CA7: Protective sweep is based on RS of a potential threat; quibbling about the details doesn’t make it unreasonable

The standard for a protective sweep is reasonable suspicion to think it’s necessary. “The inquiry is an exceptionally fact-intensive one in which we must analyze myriad factors including, among other considerations, the configuration of the dwelling, the general surroundings, and the opportunities for ambush. … An ambush in a confined setting of unknown configuration is just such a situation in which an officer might need to perform a protective sweep. Buie, 494 U.S. at 333 …. [¶] In this case there were many other substantial, particularized factors that would allow a reasonable officer to conclude that he, his fellow officers, or another bystander might face danger.” Quibbling about the details doesn’t make it unreasonable. United States v. Starnes, 741 F.3d 804 (7th Cir. 2013):

Starnes argues that Buie and Tapia can be distinguished as they both addressed protective sweeps incident to an arrest in a home rather than the execution of search warrant. The philosophy behind a protective sweep, however, remains the same regardless of how the officers arrived in the home. When officers enter the residence of a criminal suspect and have reason to believe that a particular area might harbor an individual (or as in this case, an individual and an animal) who poses a danger to the officers or others, the Fourth Amendment permits a quick and limited protective sweep. As the Supreme Court reasoned, officers who are in a criminal suspect’s home face the disadvantage of being on an adversary’s turf and subject to ambush. Thus the constitutionality of a protective sweep does not depend on whether that sweep is incidental to a search warrant, an arrest warrant, or a consensual search. … What matters are the specific facts that would give a reasonable officer, who is lawfully inside a home, a “reasonable belief based on specific and articulable facts which, taken together with the rational inferences from those facts, reasonably warrant[] the officer in believing that the area swept harbored an individual posing a danger to the officer or others.” Buie, 494 U.S. at 327 (internal citations omitted).

Starnes’ arguments about inconsistencies in the detectives’ description of the protective sweep and its rationale are irrelevant. As long as the officer had a reasonable belief of the danger, based on specific articulable facts, any inconsistencies in his reporting do not matter. See Id. at 327. As we noted above, a bevy of facts supports the conclusion that such a sweep was reasonable and prudent. In any event, the district court found credible the detective’s explanation that he swept the upper apartment for potential threats and that the search constituted a protective sweep irrespective of the fact that his report did not use this precise term. …

And don’t use “said” to identify something just identified.

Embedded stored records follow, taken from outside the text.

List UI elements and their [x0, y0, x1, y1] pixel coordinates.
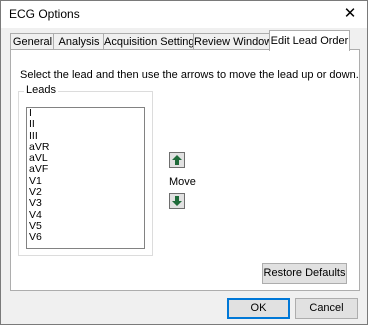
list-item[interactable]: V6: [27, 231, 144, 243]
list-item[interactable]: V4: [27, 209, 144, 221]
close-icon[interactable]: ✕: [333, 1, 367, 27]
tab-edit-lead-order[interactable]: Edit Lead Order: [269, 30, 350, 51]
tab-review-window[interactable]: Review Window: [193, 33, 272, 50]
window-title: ECG Options: [9, 7, 80, 21]
list-item[interactable]: V5: [27, 220, 144, 232]
tab-acquisition-settings[interactable]: Acquisition Settings: [103, 33, 200, 50]
restore-defaults-button[interactable]: Restore Defaults: [262, 263, 347, 284]
list-item[interactable]: II: [27, 118, 144, 130]
list-item[interactable]: I: [27, 107, 144, 119]
list-item[interactable]: V2: [27, 186, 144, 198]
move-label: Move: [169, 176, 196, 188]
ecg-options-dialog: ECG Options ✕ General Analysis Acquisiti…: [0, 0, 368, 325]
tab-general[interactable]: General: [10, 33, 55, 50]
leads-listbox[interactable]: I II III aVR aVL aVF V1 V2 V3 V4 V5 V6: [26, 107, 145, 249]
arrow-up-icon: [172, 155, 182, 165]
leads-group-label: Leads: [24, 84, 58, 96]
list-item[interactable]: aVF: [27, 164, 144, 176]
list-item[interactable]: V3: [27, 198, 144, 210]
tab-analysis[interactable]: Analysis: [53, 33, 105, 50]
move-up-button[interactable]: [169, 152, 185, 168]
move-down-button[interactable]: [169, 193, 185, 209]
instruction-text: Select the lead and then use the arrows …: [20, 69, 359, 81]
ok-button[interactable]: OK: [227, 298, 290, 319]
arrow-down-icon: [172, 196, 182, 206]
title-bar: ECG Options ✕: [1, 1, 367, 28]
edit-lead-order-panel: Select the lead and then use the arrows …: [10, 49, 360, 291]
list-item[interactable]: V1: [27, 175, 144, 187]
leads-group: Leads I II III aVR aVL aVF V1 V2 V3 V4 V…: [18, 84, 153, 256]
cancel-button[interactable]: Cancel: [295, 298, 358, 319]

Apparently, “said apartment” instead of “the apartment.” Damn, that’s annoying legalese. Frankly, it drives me up the wall, too:

FN1 As we recite the facts in this case, it occurs to us that this is a good time to remind the bar that judges, like most other people, prefer to read briefs written in straightforward, plain language and not legalese. Beginning each sentence with the word “that” or preceding each previously described concept with the word “said,” and other oddities stereotypically associated with lawyers, disrupts the flow of a brief and thus weakens its impact. The same is true when a brief recites the facts by describing each witness’ testimony piecemeal rather than by telling a story chronologically. As judges we are able to divorce the distracting text from the content in evaluating a case, but the role of a prudent advocate is to make the court’s job easier, not more difficult. There are many illuminating books on writing effective briefs and every practitioner before this Court would be wise to invest a few hours in reading one.